A client requested a solution to provide protection systems for a vast gas field from such malicious threats. The objective was to design a system that would:

  • DETECT a potential threat;
  • ASSESS the threat (friend or foe);
  • ACT on the threat

This paper discusses the technology options considered and the prescribed solution: Using access control systems and CCTV surveillance to protect numerous facilities and major gas pipelines across a geographic area of some 1,300 square km.
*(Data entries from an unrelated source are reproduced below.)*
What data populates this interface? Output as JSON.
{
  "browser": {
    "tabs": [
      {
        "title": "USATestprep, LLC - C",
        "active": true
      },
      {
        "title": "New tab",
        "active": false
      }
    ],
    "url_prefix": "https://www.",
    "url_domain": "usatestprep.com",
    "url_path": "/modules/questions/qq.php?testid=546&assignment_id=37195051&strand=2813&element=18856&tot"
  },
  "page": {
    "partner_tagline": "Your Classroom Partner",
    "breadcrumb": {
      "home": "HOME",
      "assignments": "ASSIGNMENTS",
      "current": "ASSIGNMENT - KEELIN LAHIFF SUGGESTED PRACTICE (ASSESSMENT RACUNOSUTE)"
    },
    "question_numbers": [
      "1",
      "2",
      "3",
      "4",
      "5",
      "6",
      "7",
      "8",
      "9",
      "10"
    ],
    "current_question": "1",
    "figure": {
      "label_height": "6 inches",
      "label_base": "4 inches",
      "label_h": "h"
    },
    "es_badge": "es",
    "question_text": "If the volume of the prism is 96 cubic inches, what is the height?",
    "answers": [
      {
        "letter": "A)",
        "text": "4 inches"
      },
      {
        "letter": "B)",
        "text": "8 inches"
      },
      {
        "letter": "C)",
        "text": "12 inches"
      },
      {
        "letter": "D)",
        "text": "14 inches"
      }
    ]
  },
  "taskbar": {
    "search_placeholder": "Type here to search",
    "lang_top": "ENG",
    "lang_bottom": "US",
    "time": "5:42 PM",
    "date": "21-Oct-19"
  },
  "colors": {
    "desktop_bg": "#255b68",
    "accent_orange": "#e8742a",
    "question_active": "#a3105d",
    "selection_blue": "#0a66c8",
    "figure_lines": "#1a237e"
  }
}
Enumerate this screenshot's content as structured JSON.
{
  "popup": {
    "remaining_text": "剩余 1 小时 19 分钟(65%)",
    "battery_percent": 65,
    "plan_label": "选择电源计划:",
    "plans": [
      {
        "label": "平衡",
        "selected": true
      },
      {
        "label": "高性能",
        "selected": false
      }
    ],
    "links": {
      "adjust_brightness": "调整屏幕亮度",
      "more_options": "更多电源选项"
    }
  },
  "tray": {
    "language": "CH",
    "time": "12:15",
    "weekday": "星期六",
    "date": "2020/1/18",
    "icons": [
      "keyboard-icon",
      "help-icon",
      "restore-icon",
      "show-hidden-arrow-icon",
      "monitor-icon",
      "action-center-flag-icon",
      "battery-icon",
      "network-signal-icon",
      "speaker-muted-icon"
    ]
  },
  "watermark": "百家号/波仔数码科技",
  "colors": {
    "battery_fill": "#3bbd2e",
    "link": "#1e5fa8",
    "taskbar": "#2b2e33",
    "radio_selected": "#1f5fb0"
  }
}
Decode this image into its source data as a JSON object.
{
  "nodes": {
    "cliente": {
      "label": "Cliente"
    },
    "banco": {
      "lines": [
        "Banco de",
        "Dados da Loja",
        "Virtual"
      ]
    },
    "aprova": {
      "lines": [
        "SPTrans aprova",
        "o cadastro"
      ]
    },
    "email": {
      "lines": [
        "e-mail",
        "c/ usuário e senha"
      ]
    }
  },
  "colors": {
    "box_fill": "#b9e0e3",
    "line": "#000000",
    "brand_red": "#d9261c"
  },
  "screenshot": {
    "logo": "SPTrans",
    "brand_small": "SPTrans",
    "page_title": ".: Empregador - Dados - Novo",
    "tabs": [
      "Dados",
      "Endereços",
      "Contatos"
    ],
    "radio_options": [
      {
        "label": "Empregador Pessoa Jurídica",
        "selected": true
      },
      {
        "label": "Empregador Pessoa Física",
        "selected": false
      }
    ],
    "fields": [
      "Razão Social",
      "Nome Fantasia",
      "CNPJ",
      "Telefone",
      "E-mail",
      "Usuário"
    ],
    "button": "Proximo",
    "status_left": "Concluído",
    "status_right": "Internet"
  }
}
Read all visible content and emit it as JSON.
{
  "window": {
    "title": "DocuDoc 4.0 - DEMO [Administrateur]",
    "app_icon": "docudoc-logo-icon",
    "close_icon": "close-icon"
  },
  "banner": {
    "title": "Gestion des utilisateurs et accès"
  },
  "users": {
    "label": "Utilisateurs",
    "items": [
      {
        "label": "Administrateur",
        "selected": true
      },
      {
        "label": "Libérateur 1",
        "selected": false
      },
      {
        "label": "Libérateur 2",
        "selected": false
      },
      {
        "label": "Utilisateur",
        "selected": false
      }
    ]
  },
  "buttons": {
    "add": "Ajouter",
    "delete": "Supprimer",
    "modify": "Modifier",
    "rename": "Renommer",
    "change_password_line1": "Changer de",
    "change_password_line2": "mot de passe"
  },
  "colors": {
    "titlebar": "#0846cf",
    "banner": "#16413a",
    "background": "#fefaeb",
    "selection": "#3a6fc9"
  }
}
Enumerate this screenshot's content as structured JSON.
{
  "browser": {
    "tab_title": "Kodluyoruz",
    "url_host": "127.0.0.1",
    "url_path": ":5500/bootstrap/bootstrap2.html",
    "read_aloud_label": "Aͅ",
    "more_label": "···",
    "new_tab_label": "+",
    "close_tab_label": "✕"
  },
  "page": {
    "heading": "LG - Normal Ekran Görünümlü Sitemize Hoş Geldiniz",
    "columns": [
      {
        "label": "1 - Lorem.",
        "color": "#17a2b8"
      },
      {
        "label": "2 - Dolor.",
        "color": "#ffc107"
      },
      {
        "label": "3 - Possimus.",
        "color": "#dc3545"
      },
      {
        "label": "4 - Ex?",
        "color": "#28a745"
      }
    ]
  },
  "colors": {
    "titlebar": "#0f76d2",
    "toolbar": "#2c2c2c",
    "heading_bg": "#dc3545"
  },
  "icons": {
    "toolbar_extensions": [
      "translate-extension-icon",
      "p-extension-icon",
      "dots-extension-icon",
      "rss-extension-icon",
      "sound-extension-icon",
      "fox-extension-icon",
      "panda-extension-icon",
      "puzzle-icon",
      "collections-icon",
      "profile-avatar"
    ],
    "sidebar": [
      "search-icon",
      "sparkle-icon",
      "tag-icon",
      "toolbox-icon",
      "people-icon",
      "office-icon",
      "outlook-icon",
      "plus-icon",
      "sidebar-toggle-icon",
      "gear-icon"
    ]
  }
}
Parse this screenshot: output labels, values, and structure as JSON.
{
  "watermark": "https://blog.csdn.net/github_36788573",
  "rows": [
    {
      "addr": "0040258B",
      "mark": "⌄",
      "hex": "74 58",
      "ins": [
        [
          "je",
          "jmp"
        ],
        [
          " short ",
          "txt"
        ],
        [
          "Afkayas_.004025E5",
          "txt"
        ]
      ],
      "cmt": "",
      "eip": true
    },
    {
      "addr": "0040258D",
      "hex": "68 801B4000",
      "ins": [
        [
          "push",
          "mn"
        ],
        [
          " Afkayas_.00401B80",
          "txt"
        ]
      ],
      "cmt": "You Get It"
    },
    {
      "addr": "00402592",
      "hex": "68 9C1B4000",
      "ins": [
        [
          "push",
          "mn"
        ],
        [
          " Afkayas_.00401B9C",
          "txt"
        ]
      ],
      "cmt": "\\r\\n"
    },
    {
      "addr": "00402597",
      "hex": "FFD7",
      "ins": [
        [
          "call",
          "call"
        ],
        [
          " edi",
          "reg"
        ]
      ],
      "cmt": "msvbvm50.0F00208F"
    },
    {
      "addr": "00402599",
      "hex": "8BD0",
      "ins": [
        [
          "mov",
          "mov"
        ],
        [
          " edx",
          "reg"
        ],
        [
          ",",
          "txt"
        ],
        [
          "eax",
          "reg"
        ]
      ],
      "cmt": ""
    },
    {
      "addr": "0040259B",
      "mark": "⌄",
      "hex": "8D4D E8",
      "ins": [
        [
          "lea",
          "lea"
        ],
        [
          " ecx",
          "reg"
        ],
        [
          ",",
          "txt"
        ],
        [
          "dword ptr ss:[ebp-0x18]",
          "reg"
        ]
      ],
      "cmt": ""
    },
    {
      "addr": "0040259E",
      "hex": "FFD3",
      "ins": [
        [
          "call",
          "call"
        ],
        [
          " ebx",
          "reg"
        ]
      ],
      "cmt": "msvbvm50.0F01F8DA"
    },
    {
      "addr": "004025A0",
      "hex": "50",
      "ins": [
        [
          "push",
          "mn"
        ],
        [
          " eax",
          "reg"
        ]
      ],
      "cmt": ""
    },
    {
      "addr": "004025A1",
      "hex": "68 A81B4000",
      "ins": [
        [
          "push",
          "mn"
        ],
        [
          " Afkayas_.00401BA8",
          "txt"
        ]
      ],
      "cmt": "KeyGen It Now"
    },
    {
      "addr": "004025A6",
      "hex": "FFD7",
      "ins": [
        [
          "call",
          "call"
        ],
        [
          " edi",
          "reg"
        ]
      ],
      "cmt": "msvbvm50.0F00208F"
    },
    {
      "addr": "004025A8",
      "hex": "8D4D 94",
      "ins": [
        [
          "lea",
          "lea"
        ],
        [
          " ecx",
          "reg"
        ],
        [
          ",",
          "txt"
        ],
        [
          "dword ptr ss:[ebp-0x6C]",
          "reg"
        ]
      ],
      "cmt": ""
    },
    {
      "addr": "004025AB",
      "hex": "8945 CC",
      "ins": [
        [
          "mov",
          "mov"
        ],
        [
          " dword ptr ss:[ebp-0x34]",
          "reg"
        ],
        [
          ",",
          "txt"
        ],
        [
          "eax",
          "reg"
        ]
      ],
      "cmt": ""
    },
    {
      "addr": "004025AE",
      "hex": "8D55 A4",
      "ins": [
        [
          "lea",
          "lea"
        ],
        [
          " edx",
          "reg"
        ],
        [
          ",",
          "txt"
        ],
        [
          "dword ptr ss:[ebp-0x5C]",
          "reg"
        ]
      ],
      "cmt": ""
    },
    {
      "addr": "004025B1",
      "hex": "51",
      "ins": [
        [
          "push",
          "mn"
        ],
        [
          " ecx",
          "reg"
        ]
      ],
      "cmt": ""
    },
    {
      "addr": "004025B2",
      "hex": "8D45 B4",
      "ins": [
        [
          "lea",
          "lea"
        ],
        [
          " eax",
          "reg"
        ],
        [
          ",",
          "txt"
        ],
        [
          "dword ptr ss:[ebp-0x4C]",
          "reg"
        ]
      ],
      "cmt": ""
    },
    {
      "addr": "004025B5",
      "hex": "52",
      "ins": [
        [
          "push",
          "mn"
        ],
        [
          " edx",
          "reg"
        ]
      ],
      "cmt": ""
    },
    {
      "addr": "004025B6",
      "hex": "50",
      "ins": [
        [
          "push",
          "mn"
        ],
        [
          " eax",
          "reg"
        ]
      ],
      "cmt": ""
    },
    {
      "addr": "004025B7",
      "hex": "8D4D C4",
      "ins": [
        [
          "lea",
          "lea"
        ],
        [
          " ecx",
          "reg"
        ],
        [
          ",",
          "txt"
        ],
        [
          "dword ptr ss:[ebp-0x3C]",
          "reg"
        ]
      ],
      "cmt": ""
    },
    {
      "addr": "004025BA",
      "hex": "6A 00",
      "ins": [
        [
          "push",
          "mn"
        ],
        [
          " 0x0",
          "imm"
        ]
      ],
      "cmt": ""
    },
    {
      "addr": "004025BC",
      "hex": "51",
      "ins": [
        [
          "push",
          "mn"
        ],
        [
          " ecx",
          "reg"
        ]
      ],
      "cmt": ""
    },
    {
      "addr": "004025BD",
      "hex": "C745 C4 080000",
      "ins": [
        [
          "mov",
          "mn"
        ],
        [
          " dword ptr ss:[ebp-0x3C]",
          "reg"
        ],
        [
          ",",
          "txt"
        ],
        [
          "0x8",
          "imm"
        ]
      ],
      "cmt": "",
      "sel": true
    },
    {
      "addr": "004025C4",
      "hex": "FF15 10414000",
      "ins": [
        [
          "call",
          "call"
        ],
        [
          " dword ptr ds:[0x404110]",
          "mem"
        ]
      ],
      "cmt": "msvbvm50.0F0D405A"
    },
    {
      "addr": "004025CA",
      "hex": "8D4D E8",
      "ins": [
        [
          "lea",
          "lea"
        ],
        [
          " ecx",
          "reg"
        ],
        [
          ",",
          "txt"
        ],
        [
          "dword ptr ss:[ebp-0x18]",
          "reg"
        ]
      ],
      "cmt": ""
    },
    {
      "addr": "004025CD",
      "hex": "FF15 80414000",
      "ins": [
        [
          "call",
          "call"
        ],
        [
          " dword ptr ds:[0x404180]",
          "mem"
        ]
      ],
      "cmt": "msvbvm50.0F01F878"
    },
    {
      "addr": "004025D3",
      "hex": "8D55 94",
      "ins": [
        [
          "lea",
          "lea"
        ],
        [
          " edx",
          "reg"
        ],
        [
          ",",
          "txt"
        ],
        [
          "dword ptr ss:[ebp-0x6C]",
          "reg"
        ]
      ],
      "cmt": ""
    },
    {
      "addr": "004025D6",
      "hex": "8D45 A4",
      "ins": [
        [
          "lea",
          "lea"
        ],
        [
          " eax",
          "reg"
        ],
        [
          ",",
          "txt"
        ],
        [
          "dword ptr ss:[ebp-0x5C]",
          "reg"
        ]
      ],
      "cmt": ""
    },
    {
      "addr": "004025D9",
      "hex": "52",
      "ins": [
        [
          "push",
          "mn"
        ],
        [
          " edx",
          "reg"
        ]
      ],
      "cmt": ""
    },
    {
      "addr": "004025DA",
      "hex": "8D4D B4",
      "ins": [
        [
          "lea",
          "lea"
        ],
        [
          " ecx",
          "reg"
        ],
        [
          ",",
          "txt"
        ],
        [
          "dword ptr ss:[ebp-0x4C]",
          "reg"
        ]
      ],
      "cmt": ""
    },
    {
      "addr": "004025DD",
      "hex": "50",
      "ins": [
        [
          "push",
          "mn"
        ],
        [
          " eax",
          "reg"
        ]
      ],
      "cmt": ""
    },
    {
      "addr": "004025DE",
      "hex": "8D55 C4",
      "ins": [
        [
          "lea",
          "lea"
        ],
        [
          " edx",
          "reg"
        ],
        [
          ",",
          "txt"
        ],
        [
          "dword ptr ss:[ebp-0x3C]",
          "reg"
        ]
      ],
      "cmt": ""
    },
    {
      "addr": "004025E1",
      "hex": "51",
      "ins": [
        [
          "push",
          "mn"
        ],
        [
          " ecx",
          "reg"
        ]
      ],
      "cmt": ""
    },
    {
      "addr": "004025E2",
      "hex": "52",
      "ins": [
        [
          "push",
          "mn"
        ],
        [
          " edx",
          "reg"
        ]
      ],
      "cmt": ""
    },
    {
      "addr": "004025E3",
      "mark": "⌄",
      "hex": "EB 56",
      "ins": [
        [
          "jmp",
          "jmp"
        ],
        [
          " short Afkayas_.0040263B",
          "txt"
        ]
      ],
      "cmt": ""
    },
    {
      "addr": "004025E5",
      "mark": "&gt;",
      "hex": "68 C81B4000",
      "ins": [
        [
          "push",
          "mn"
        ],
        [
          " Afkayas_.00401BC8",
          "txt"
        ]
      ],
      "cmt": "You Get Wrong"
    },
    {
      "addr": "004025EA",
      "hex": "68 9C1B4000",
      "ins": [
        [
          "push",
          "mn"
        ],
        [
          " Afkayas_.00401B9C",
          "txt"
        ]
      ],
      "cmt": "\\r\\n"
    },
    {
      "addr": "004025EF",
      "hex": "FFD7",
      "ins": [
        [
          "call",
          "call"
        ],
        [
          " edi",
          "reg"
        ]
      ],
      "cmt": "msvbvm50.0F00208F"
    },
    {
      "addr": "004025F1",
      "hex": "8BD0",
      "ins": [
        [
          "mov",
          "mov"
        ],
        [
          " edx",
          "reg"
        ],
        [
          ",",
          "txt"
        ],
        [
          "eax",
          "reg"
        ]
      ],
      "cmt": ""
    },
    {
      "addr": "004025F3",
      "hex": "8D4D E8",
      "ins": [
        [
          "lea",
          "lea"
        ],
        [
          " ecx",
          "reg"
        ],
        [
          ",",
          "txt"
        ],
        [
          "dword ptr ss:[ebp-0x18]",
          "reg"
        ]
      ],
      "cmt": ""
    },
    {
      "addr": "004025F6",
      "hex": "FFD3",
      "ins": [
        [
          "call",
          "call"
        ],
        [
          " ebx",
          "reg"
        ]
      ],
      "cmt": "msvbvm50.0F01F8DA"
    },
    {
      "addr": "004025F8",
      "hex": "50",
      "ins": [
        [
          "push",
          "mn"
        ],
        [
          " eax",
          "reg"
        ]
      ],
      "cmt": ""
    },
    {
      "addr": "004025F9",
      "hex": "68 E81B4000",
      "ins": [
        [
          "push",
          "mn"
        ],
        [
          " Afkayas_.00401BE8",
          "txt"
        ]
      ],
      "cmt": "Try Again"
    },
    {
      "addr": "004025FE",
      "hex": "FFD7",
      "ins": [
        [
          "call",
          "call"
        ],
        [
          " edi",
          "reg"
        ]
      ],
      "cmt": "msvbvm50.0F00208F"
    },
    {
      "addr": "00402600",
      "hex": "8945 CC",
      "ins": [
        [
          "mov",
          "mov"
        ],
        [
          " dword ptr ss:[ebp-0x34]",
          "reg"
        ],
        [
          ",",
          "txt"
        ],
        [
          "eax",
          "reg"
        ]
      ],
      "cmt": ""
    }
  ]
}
Background: The field in question comprised 120 stations of various sizes, including warehouses, gas-oil separation plants, and water injection plants. The client specified that the security protection system was to provide access control for entrances/exits and fence-line CCTV surveillance, as well as CCTV security surveillance of tens of kilometers of sensitive major pipelines.

(Map of major gas pipelines to be protected over 1300km2)

While this paper focuses on those particular systems, the FEED also covered elements such as control room modifications, including civil engineering for room extension/modification, acoustic paneling, ceilings, flooring and ergonomics. Consideration was also given to HVAC for additional cooling, electrical engineering for power and lighting, specialist telecoms engineering for extension of LAN, access control, CCTV storage and retrieval with video wall and instrumentation engineering for fire and gas modifications.

Results, Observations, Conclusions: Technical challenges included determining number and location of cameras to facilitate control room intervention and incident response while overcoming limited focal lengths of cameras, poor visibility in a dusty environment, and stability issues of camera towers. Also, in this vast and remote location, any devices would have to be solar-powered and sufficiently robust to survive the extreme desert environment.

Illuminating 1,300km2 video surveillance was impractical, so thermal imaging cameras were considered, as well as use of dual technology of both optical and thermal cameras. However, initial calculations of camera quantities prescribed by the client meant multiple video feeds monitored by multiple security operators, leading to image overload and compromising security.

These constraints lead to a solution based on ‘blind’ surveillance by ground radars integrated with medium- and long-range optical/thermal pan, tilt and zoom cameras that automatically lock the nearest camera onto any target DETECTed. The security operator is then able to ASSESS and ACT on the target. This solution provides added value by delivering a single view security operator screen when the client’s prescription for multiple views was deemed unworkable.

Already proven in a major gas port facility, the proposed security design provides a robust, effective and efficient solution to ensure the facilities are safeguarded and that risks are as low as reasonably practicable as prescribed by the client.

(Image: Proposed concept of operation combining ground radar and cameras.)